WASHINGTON — A survey of Army space officers found that most would consider transferring to the Space force if that were an option.
Conducted in March by the Army Space Personnel Development Office, the survey anonymously polled the entire active-duty officer corps of Functional Area 40 Space Operations, known as FA40.
The Army Space Personnel Development Office is the organization that represents FA40s in the U.S. Army Space and Missile Defense Command, based in Huntsville, Alabama.
The survey, a copy of which was obtained by SpaceNews, was only released internally within Army leadership circles.
The survey was sent to 409 officers in the FA40 career field, including 31 colonels, 64 lieutenant colonels, 172 majors and 142 captains. The FA40 career field does not include enlisted soldiers.
About two-thirds, or 270 of FA40 officers, responded to survey: 14 colonels, 33 lieutenant colonels, 124 majors and 99 captains.
The survey posed three central questions:
- If the Army maintains the majority of its space capabilities and formations, would you be willing to transfer to the Space Force? 85% said they would
- If the Army transfers most existing space capabilities to the Space Force, but maintains SSEs, I2CEWS and similar formations, would you be willing to transfer if offered? 89% said they would
- If the Army transfers all FA40s to the Space Force, would you transfer? 93% said they would
The SSEs are space support elements — small teams of FA40s assigned to tactical commanders to help integrate space expertise into the planning of operations and plans.
I2CEWS is short for intelligence, information, cyber, electronic warfare, and space units. This is the new unit that the Army has created to support multi-domain operations.
Most of the FA40s who would volunteer to leave the Army and join the Space Force are majors and captains.
Most of those who would not consider transferring said they viewed the Space Force as too Air Force-centric and were skeptical about their chances for promotion in the Space Force.
The officers who would make the move cite two main reasons: The excitement of being “plank owners” in a new service, and career opportunities that they believe would not be available in the Army. The term plank owners refers to members of newly commissioned units.
These are a some of the comments made by individual officers in the survey:
- Our expertise is going to be essential for the success of this new service. The FA40’s will ensure the new service has the tactical, operational expertise needed to be successful.
- The housing and schools were better for my family when we lived on an Air Force base. The Air Force values higher education far more than the Army when it comes to promotion boards. I’ve seen the power of FA40s working alongside the Air Force.
- I think that the introduction of Army FA40s into the Space Force ranks would shake things up for the better.
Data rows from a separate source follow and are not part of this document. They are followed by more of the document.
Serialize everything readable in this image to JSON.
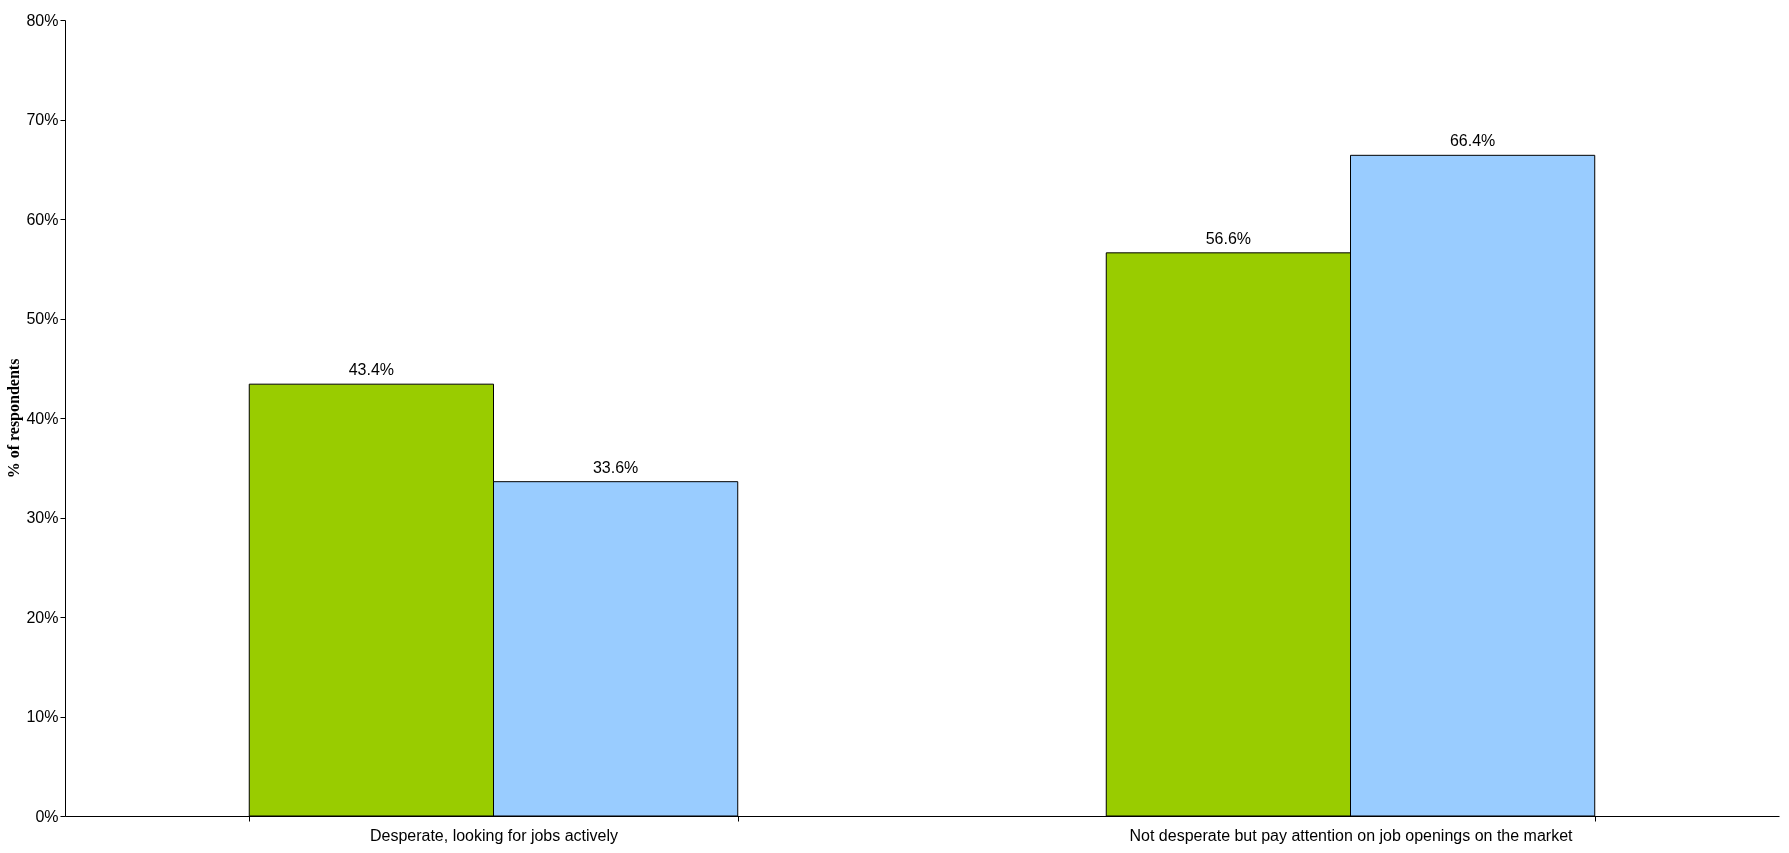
{
  "chart_data": {
    "type": "bar",
    "ylabel": "% of respondents",
    "categories": [
      "Desperate, looking for jobs actively",
      "Not desperate but pay attention on job openings on the market"
    ],
    "series": [
      {
        "color": "#99cc00",
        "values": [
          43.4,
          56.6
        ],
        "value_labels": [
          "43.4%",
          "56.6%"
        ]
      },
      {
        "color": "#99ccff",
        "values": [
          33.6,
          66.4
        ],
        "value_labels": [
          "33.6%",
          "66.4%"
        ]
      }
    ],
    "ylim": [
      0,
      80
    ],
    "yticks": [
      {
        "value": 0,
        "label": "0%"
      },
      {
        "value": 10,
        "label": "10%"
      },
      {
        "value": 20,
        "label": "20%"
      },
      {
        "value": 30,
        "label": "30%"
      },
      {
        "value": 40,
        "label": "40%"
      },
      {
        "value": 50,
        "label": "50%"
      },
      {
        "value": 60,
        "label": "60%"
      },
      {
        "value": 70,
        "label": "70%"
      },
      {
        "value": 80,
        "label": "80%"
      }
    ],
    "grid": false
  }
}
- Air Force culture is and will be an issue. The culture has largely transitioned to Space Force: Risk averse, overly strategic focus, system/capabilities focused. Army will need to heavily augment to pull them off the ledge.
- I honestly believe that any space equities that do not belong to Space Force will be an afterthought for any other service.
- While I think it is best for the Army to keep a large part of its space missions, I find it personally more desirable to work in a pure space environment.
- The Space Force is entirely too Air Force centric. Changing Space Force culture to one of an operational-focused, warfighting mentality is on a generational timeline.
- The FA40s that transfer over will be marginalized by the Air Force careerists who will consider FA40s a threat.
The U.S. Space Force for now is only asking Air Force space operators to voluntarily transfer and so far has no plans to invite members of the Army to join. Space Force Vice Commander Lt. Gen. David Thompson said there are existing authorities that allow members of any of the services to cross commission. But he said the Space Force will not “actively engage with the Army and the Navy” until a process is developed to figure out who will be eligible.
The Army claims to be the military’s biggest consumer of space based services. A typical Army brigade has over 2,500 GPS-enabled devices and over 250 satellite communications enabled devices. Army units provide space-based positioning, navigation and timing; situational awareness; communications; missile warning; intelligence, surveillance and reconnaissance.